And us, definitely don't tell people you flew anyone out of Madison."
And she kicks off into the sky and goes to talk to the "good guys" around the fence.
Stop, comes a voice through a loudspeaker. Stay away from the quarantine area. At least nobody is pointing anything dangerous at her.
She lands near some people in uniforms. Well, almost lands. Hovering is better than standing around like she hasn't got shit to do. "I want to help," she says.
One of them removes earplugs. "You're here to help? Find an armband, hurt her any way you can. They'll probably put you in a rotation. Cape base is over that way," she gets a direction, "make sure you stop by there before going in."
Kithabel is not so sure about the exploding armband thing, but she goes that way.
A cape in spots her and doesn't bother introducing herself. "New arrival?"
"Yeah. I might be more useful hanging out of the worst of the singing. I can heal and fix stuff."
"We do need more flight. The units here are the ones that still work, you could go to areas the fight moved on from and fix the ones there. The armband will show you where. Same with the healing, we've got a full hospital but most of the patients aren't critical. Start with the transportation, move to healing when it stops being the bottleneck or you get down to five minutes exposure." She offers an armband.
"If it gets down to zero. It takes proximity into account, so when it gets low you fly whichever direction quiets the song. In your case you'll be healing instead of repairing with plenty of margin." Her own armband is hardly ticking down at all; the fight is still far from here.
"Start with the vehicles if you can repair other people's tinker tech. The fight goes on long it'll be worth it, if not that's even better."

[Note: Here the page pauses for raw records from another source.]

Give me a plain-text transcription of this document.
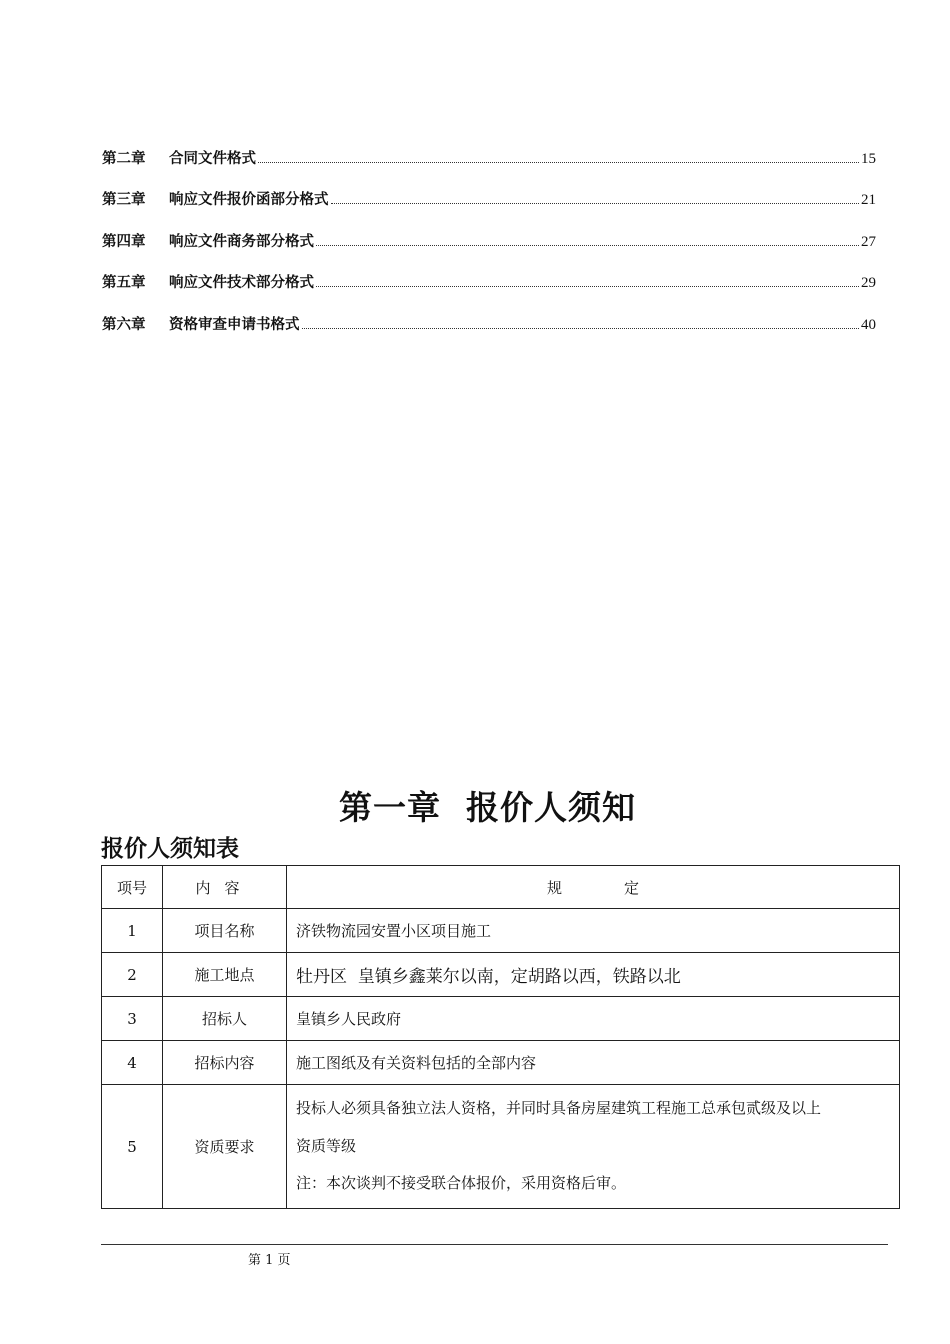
第二章	合同文件格式	15
第三章	响应文件报价函部分格式	21
第四章	响应文件商务部分格式	27
第五章	响应文件技术部分格式	29
第六章	资格审查申请书格式	40
第一章  报价人须知
报价人须知表
项号	内容	规定
1	项目名称	济铁物流园安置小区项目施工
2	施工地点	牡丹区  皇镇乡鑫莱尔以南，定胡路以西，铁路以北
3	招标人	皇镇乡人民政府
4	招标内容	施工图纸及有关资料包括的全部内容
5	资质要求	投标人必须具备独立法人资格，并同时具备房屋建筑工程施工总承包贰级及以上

资质等级

注：本次谈判不接受联合体报价，采用资格后审。

第 1 页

Zoom. She can go fast when she's going to someplace and not just overflying it to see what there is to do.
Tinkertech: be healed?
On arrival, nearby scraps of metal fly to it and slot themselves in where they came from. Pieces that have been destroyed appear from thin air. The small vehicle reactivates and flies off in the same direction that her armband recommends she go if she's trying to rescue a cape.
Apparently they started the battle with a good supply of these. There are enough destroyed-but-recognizable ones for it to get repetitive. After several rounds, there even start to be moments when the arrow pointing to the nearest downed cape flickers out.
Once it's repetitive she goes after a cape instead. On this timescale variety isn't paramount, but still. Habits.
Many of the capes fighting the Simurgh request assistance when their timers run low sooner than expected. Them she can fly out. Others are fighting the humanoid monstrosities the Simurgh got from who knows where; those ones are almost always calling for help because of injury. Once in a great while, the latter group is protecting some remaining civilians, who having missed the evacuation are likely to spend years locked in here but are still worth protecting.
She tries again to make the noise stop. No dice.
The Simurgh is at all times acting as if she's fully in control of the battlefield. As for whether she actually is, nobody feels like asking.
When she's closer, her timer ticks down faster. The estimate assumed she'd be a certain average distance, and she's currently closer. But there's plenty of time.
The enemy is taking damage. Aside from the falling feathers, there are open wounds dripping something that isn't blood. Most of the harm is being done by a masked cape in a green robe and a golden man in a white suit. Their opponent carries on fighting without paying much attention to the injuries.
Kithabel heals people who are not the evil angel and then ranges farther away from the evil angel song. She has a little less margin than her armband thinks.
The automated rescue devices are almost keeping up with demand, but there are probably more to fix. And judging by that almost, there's more search and rescue to be done. The field hospital is a third option; she's been told it's mostly non-critical but that doesn't mean small numbers.